The current financial crisis has put enormous stress on our economy and unfortunately everyone in the consumer lending business, including Prosper lenders, are feeling the effects. Although credit losses are always unwelcome, they are an unavoidable fact of consumer lending and only represent half of the return equation. The other half of the equation is of course the price that lenders earn for investing their money in consumer loans. Because everyone has a different tolerance for risk, the ability to price for risk and to control price is critical.
Prosper is the only consumer lending model that allows lenders to truly control the way they price their investments to match their risk tolerance.
A common mistake that is made with respect to evaluating risk is to view it as a specific number rather than a range of likely outcomes that are summarized by an average. If the range of possible outcomes around the average was the same for an AA rated asset versus a B rated asset, even though the absolute loss for the B assets was higher, pricing for risk would be a simple matter of adding your required return to the projected loss rate. If this were true, lenders should be happy with the same estimated return for a diversified portfolio of AA rated loans or a diversified portfolio of B loans.

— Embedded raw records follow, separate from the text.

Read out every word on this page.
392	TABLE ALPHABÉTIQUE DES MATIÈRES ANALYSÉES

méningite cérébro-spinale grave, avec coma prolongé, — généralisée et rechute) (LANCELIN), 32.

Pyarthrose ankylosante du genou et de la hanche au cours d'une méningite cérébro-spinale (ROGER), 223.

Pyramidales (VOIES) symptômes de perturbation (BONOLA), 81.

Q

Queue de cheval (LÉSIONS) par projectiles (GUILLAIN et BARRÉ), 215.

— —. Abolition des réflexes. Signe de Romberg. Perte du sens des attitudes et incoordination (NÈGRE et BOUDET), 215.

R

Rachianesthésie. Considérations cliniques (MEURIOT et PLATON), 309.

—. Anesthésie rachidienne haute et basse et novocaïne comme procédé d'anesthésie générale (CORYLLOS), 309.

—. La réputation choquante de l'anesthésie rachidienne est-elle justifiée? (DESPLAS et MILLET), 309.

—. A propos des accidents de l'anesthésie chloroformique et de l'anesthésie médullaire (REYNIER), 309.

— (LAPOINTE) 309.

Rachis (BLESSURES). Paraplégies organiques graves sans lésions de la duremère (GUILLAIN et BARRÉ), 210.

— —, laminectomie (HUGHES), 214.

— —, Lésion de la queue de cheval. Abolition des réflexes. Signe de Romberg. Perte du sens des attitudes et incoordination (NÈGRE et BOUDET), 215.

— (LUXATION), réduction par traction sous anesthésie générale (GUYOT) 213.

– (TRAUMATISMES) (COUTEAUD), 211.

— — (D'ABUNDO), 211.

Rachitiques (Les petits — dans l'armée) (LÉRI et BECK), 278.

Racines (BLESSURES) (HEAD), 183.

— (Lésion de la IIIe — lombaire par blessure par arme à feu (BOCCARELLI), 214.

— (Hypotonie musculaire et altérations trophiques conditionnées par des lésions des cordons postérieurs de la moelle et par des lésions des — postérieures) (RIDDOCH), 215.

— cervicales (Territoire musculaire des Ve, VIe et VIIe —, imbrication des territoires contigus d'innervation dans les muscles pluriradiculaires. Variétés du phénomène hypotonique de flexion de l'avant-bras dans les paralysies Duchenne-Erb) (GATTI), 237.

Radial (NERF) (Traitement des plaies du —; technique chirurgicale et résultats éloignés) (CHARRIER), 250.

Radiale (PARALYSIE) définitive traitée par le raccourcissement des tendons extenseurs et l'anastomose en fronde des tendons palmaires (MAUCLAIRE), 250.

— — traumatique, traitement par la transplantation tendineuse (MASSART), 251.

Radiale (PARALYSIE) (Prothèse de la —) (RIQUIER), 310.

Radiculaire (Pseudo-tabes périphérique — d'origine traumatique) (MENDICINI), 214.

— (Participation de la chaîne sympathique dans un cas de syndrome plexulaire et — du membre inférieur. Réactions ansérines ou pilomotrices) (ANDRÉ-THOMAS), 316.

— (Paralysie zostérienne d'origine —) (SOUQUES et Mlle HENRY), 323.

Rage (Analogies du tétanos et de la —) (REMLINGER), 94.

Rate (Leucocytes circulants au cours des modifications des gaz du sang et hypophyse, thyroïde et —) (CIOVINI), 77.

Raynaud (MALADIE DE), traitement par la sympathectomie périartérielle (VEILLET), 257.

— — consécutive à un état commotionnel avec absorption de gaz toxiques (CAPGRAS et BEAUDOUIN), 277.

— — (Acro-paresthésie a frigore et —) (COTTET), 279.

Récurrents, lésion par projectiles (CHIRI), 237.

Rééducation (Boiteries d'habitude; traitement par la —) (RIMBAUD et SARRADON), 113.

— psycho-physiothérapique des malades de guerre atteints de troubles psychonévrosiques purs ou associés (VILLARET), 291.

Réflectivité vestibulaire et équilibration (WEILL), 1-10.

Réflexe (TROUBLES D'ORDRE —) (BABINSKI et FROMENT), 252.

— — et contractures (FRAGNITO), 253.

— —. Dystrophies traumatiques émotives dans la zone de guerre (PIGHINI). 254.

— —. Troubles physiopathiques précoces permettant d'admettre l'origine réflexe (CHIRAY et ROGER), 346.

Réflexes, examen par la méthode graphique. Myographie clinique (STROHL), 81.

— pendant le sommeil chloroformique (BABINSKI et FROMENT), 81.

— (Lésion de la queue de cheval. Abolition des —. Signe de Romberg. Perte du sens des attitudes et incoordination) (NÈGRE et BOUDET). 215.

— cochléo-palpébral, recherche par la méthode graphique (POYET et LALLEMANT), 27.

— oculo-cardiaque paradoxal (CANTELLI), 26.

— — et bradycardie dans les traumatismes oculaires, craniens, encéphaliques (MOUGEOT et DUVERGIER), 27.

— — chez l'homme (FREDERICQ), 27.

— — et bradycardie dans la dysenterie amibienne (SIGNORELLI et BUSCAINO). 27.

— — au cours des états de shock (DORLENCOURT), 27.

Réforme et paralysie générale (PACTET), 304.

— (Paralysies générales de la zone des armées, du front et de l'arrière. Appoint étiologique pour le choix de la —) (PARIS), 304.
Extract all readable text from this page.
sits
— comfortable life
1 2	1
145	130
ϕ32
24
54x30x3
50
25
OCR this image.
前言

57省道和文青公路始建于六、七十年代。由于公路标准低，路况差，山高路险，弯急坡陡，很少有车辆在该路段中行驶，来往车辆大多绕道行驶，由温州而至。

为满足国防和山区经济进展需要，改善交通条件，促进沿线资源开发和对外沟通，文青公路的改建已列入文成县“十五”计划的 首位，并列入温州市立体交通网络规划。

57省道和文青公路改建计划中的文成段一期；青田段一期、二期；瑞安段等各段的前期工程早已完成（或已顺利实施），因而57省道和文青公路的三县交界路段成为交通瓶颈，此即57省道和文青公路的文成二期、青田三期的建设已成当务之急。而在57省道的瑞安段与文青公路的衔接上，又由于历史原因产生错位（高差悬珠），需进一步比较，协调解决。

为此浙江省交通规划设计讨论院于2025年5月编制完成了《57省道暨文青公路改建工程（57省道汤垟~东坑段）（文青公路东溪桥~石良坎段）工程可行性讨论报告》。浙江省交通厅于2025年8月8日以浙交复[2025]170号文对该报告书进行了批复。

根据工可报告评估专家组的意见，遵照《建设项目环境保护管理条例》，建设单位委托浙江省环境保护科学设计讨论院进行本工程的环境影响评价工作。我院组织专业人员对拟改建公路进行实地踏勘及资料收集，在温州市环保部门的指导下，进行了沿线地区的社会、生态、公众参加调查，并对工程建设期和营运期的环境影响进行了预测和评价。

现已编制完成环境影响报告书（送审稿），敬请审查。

A better way to think about risk is in terms of the range of possible outcomes associated a given level of risk. In general, the higher the risk, the wider the range of expected outcomes. A simple way to think about this is to calculate the impact on return of a 20% variance in estimated loss for AA Prosper rated loans and B rated loans. If you assume a loss rate of 1.0% for the AA rated loan, then a 20% increase loss equals 0.2%. If you assume a 5.0% expected loss rate for a B rated loan, a 20% increase equals 1.0%, five times greater than for AA rated loans. If you required the same 5.0% return for each class of loans you might price the AA loan at 6.0% and the B loan at 11.0%, and believe you had adequately priced for risk.
However, if losses are 20% higher than expected, your return for the AA portfolio would be 4.8%, but only 4.0% for the B rated portfolio of loans. Of course if the losses were 20% lower, the B rated portfolio would outperform the 0.8%. Because the return is less certain on the portfolio of B loans (has a wider range of outcomes) lenders may want to require a higher return on the portfolio of B loans to compensate for the greater uncertainty, and this is where Prosper’s auction model is so important.
Everyone has a different tolerance for risk and it is important to consider these tolerances when deciding the types of loans you are willing to invest in and the rate you are willing to accept. If you are more risk adverse, you may want to invest in higher quality loans that require less risk premium and have more predictable returns. If your bias is for high returns, you may choose to invest in riskier loans, but then you may decide to require a higher return as compensation. Without the auction mechanism, lenders have no way to incorporate these preferences and have to accept the relationship between risk and price established by a third party that is both not taking risk and may have to balance other factors that likely are not in an investors interest, such as attracting borrowers.
Prosper’s auction model allows lenders to set the minimum price they are willing to accept for each individual listing based their risk return preferences. The lender will never receive a rate lower than the minimum they set and will often receive a rate that is higher based on the results of the auction. Prosper is the only consumer lending model that allows lenders this degree of pricing control.